Odd Arne Westad, The Cold War: Une histoire mondiale (New York: Basic Books, 2017), 720 p. 100, 35,00 $.

En 2005, l’historien de Yale, John Lewis Gaddis, a publié son livre The Cold War: A New History. Du New York Times aux Affaires étrangères se sont alors multipliées les critiques les plus enthousiastes. Parmi les quelques dissidents, il y avait Tony Judt, un historien de l’Université de New York décédé en 2010. Judt s’était opposé à la guerre d’Irak, alors que tant d’autres intellectuels – y compris Gaddis – avaient approuvé les illusions sur le fait que George W. Bush pourrait démocratiser le Moyen-Orient. En 2005, ces fantasmes ont été discrédités par les événements en Mésopotamie (bien que Gaddis n’ait pas été encensé, quand il avait argué de l’ intérêt américain en 2008 que l’objectif principal de la politique étrangère américaine devrait être de «mettre fin à la tyrannie»).

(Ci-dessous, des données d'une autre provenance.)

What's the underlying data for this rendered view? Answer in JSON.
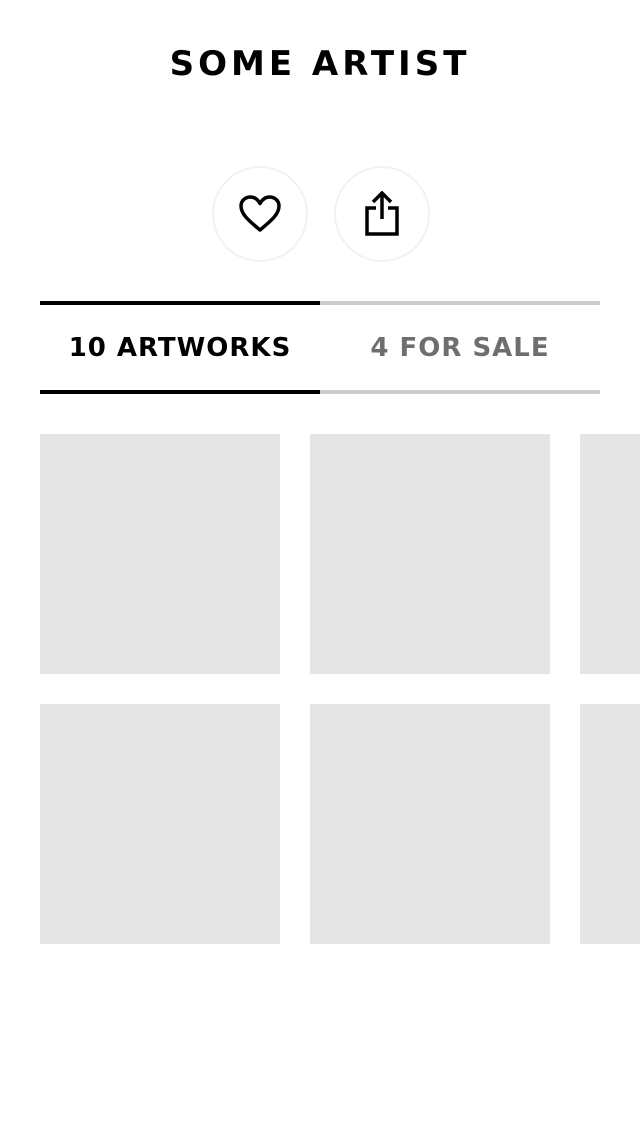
{
  "artist": {
    "name": "SOME ARTIST"
  },
  "actions": [
    {
      "icon": "heart-icon"
    },
    {
      "icon": "share-icon"
    }
  ],
  "tabs": [
    {
      "label": "10 ARTWORKS",
      "active": true
    },
    {
      "label": "4 FOR SALE",
      "active": false
    }
  ],
  "colors": {
    "tile_placeholder": "#e5e5e5",
    "active_tab": "#000000",
    "inactive_tab": "#6e6e6e",
    "inactive_border": "#cccccc"
  }
}
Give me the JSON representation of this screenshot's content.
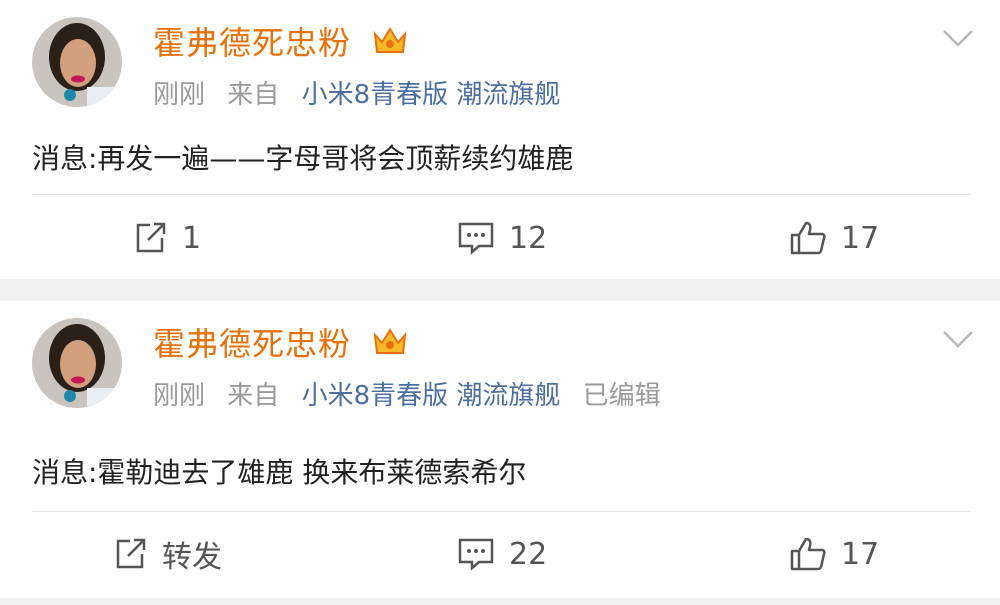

Dans la New York Review of Books, Judt a soutenu que « John Lewis Gaddis a écrit une histoire de la guerre froide de l’Amérique: telle qu’on la voyait de l’Amérique, comme on la connaissait en Amérique, et elle était faite pour être très agréable à beaucoup de lecteurs américains ». Les travaux avaient été écrits durant la guerre froide, Gaddis est devenu un triomphaliste américain une fois que le mur de Berlin s’est effondré. Il avait relativement peu compris l’expérience soviétique et, de manière flagrante, ne semblait pas se soucier de l’énorme dégât causé par les deux superpuissances pour ce qu’on appelait alors le tiers monde. Le résultat, selon Judt, était que la guerre froide était «une histoire qui restait encore à raconter».

Avec le nouveau livre de Odd Arne Westad, l’histoire est maintenant racontée. Westad est le co-auteur de plusieurs livres sur la guerre froide, ainsi que le co-éditeur de l’Histoire de Cambridge en trois volumes de la guerre froide. Il a également écrit The Global Cold War: Third World Interventions and the Making of Our Times, qui a remporté le Prix Bancroft. Comme l’indique son titre, The Global Cold War suggère que la guerre froide était un conflit global qui traversait des régions bien au-delà des frontières des deux superpuissances.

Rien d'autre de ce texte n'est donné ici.